In many cases, fields can be made “not null” when using a reasonable default (e.g. country can default to UK, currency can default to GBP).

While Java represents these fields as nullable by default, when using the Builder pattern implementation in code-generated POJOs, calling build() fails if a non-null value doesn’t have a value (and there is no default), guaranteeing that incorrect data isn’t instantiated (and published).

Assign defaults whenever possible

This recommendation complements the previous recommendation regarding nulls.

While not all fields will have natural candidates for a default (e.g., name), you should strive to define one whenever possible.

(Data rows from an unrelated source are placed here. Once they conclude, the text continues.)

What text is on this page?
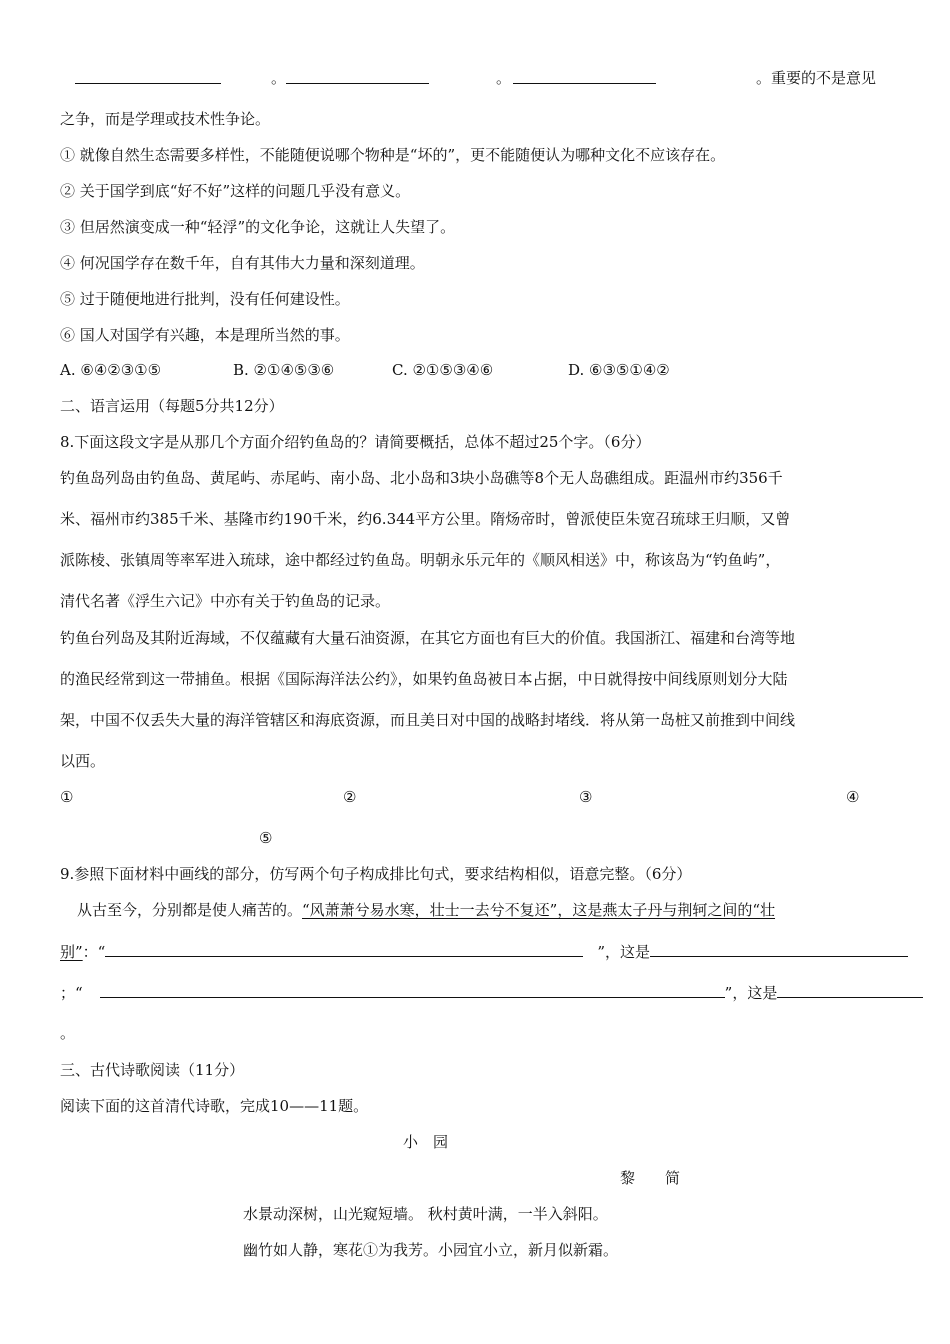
。	。	。重要的不是意见
之争，而是学理或技术性争论。
① 就像自然生态需要多样性，不能随便说哪个物种是“坏的”，更不能随便认为哪种文化不应该存在。
② 关于国学到底“好不好”这样的问题几乎没有意义。
③ 但居然演变成一种“轻浮”的文化争论，这就让人失望了。
④ 何况国学存在数千年，自有其伟大力量和深刻道理。
⑤ 过于随便地进行批判，没有任何建设性。
⑥ 国人对国学有兴趣，本是理所当然的事。
A. ⑥④②③①⑤	B. ②①④⑤③⑥	C. ②①⑤③④⑥	D. ⑥③⑤①④②
二、语言运用（每题5分共12分）
8.下面这段文字是从那几个方面介绍钓鱼岛的？请简要概括，总体不超过25个字。（6分）
钓鱼岛列岛由钓鱼岛、黄尾屿、赤尾屿、南小岛、北小岛和3块小岛礁等8个无人岛礁组成。距温州市约356千
米、福州市约385千米、基隆市约190千米，约6.344平方公里。隋炀帝时，曾派使臣朱宽召琉球王归顺，又曾
派陈棱、张镇周等率军进入琉球，途中都经过钓鱼岛。明朝永乐元年的《顺风相送》中，称该岛为“钓鱼屿”，
清代名著《浮生六记》中亦有关于钓鱼岛的记录。
钓鱼台列岛及其附近海域，不仅蕴藏有大量石油资源，在其它方面也有巨大的价值。我国浙江、福建和台湾等地
的渔民经常到这一带捕鱼。根据《国际海洋法公约》，如果钓鱼岛被日本占据，中日就得按中间线原则划分大陆
架，中国不仅丢失大量的海洋管辖区和海底资源，而且美日对中国的战略封堵线．将从第一岛桩又前推到中间线
以西。
①	②	③	④
⑤
9.参照下面材料中画线的部分，仿写两个句子构成排比句式，要求结构相似，语意完整。（6分）
从古至今，分别都是使人痛苦的。“风萧萧兮易水寒，壮士一去兮不复还”，这是燕太子丹与荆轲之间的“壮
别”：“	”，这是
；“	”，这是
。
三、古代诗歌阅读（11分）
阅读下面的这首清代诗歌，完成10——11题。
小　园
黎　　简
水景动深树，山光窥短墙。 秋村黄叶满，一半入斜阳。
幽竹如人静，寒花①为我芳。小园宜小立，新月似新霜。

This is particularly important if new fields are added to an existing schema. The only way to maintain backward compatibility (i.e., reading old data with the new schema) is to give the new field a default. Otherwise, the new schema won’t be able to read old data because it will be missing the new field.

Use Logical Types

nulls are poor data modelling; they don’t define a type. Instead, they represent an absence of type altogether.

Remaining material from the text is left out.